BRUSSELS — European Union leaders agreed early Friday to cut greenhouse gas emissions in the 28-nation bloc to at least 40 percent below 1990 levels by 2030.
The deal was aimed at countering climate change and setting an example for the rest of the world ahead of key international climate negotiations next year.
A package agreed by leaders at an EU summit in the early hours of Friday after lengthy negotiations also requires climate-friendly, renewable energy to provide at least 27 percent of the bloc’s needs and demands that energy efficiency increase by at least 27 percent in the next 16 years.
“It was not easy, not at all, but we managed to reach a fair decision,” said European Council President Herman Van Rompuy. “It sets Europe on an ambitious yet cost-effective climate and energy path.”
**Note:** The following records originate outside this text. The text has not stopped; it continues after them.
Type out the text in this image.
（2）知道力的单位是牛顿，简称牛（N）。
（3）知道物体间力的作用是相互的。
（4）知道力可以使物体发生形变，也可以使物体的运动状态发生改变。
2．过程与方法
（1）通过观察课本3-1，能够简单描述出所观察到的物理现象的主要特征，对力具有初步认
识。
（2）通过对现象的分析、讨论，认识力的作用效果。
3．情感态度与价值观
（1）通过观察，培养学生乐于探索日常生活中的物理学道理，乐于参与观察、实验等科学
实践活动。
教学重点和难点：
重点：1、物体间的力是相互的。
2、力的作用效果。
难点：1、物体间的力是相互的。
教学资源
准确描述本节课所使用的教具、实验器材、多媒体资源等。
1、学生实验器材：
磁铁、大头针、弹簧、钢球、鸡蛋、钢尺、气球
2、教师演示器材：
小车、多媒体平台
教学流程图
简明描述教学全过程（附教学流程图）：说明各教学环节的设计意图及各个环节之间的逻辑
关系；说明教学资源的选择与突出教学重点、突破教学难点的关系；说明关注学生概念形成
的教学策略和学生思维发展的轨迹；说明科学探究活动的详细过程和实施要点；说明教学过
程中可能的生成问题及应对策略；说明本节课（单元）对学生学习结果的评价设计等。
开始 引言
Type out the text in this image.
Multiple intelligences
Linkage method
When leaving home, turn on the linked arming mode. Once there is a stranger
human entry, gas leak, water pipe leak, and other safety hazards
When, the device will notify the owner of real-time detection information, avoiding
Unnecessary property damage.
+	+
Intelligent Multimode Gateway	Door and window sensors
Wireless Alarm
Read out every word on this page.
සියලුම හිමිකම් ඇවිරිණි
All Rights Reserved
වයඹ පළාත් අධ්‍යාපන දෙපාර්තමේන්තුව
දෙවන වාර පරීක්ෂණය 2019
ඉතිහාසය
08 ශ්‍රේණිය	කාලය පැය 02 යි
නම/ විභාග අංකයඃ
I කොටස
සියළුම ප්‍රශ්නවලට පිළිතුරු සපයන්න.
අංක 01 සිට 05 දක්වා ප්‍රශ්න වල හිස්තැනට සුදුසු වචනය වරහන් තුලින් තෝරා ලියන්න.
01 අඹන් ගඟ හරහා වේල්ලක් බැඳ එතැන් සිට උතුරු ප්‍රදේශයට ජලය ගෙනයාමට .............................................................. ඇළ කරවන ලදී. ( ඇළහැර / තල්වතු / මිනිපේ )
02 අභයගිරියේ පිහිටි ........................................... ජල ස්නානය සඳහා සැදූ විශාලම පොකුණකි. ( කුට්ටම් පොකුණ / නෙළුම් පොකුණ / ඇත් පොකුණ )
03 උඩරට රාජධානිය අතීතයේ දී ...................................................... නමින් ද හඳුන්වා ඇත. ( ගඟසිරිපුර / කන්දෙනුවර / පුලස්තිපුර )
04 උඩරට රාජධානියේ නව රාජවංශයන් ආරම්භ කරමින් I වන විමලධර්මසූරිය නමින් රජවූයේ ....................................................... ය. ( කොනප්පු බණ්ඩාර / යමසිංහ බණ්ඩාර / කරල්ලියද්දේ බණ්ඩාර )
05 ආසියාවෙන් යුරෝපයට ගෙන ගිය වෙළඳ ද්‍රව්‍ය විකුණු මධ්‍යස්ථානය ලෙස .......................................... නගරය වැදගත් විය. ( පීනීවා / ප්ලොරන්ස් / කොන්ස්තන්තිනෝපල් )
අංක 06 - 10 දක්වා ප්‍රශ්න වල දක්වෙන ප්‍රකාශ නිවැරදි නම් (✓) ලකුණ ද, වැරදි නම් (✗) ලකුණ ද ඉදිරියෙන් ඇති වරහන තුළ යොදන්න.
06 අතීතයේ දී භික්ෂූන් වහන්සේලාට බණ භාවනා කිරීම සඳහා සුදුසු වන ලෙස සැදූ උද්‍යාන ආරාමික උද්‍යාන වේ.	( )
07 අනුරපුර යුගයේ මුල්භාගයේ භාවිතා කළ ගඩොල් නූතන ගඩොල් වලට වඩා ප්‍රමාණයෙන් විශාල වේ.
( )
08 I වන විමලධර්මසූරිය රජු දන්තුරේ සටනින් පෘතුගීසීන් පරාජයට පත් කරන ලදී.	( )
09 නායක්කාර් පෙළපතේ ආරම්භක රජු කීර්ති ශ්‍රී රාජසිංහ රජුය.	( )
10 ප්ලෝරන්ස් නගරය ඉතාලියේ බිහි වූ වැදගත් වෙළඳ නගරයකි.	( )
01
The decision makes the EU the first major economy to set post-2020 emissions targets ahead of a global climate pact that is supposed to be adopted next year in Paris. Other countries including the U.S. and China are bound to be measured against the EU goals as they present their own emissions targets.
The EU pledges will carry weight because they come from an economic powerhouse. The combined Gross Domestic Product of EU member states is larger than that of the United States, which has the greatest GDP of any single nation. The bloc says it is responsible for less than 10 percent of greenhouse gas emissions worldwide.
EU leaders also pledged to increase the amount of energy countries can trade with one another — a move pushed for by Spain and Portugal, which want to be able to sell renewable energy they generate.
Van Rompuy said that countries should be able to import or export 15 percent of their power by 2030, saying the move would help match energy supply and demand across borders.
“This agreement keeps Europe firmly in the driving seat in international climate talks ahead of the Paris summit next year,” said EU Commission President Jose Manuel Barroso said.
But environmental activists said it fell short of what the 28-nation bloc should have done.
“The global fight against climate change needs radical shock treatment, but what the EU is offering is at best a whiff of smelling salts,” said Greenpeace EU managing director Mahi Sideridou.
Natalia Alonso, Oxfam’s Deputy Director of Advocacy and Campaigns, called the targets welcome “but only a first step, which falls far too short of what the EU needs to do to pull its weight in the fight against climate change.”
The pact came after strong opposition from Poland and other poorer and developing eastern European nations.
Poland had argued that pace of change was too fast for Eastern European countries that are trying to grow their economies as they restructure old, energy-dependent industries.
Almost 90 percent of Poland’s electricity comes from coal. The nation intends to continue that way for decades because mining creates 100,000 direct jobs and many thousands more in related sectors. Warsaw argues that green energy, large wind farms and solar panels still create energy that is too expensive.
Van Rompuy said poorer EU member states would get help reaching the targets.
He pledged “extra support for lower-income countries, both through adequate targets and through additional funds to help them catch up in their clean-energy transition.”
Poland’s Prime Minister Ewa Kopacz said the deal would not cost her country.
“I said that we will not return from this summit with new (financial) burdens, and indeed there are no new burdens,” Kopacz told Polish reporters.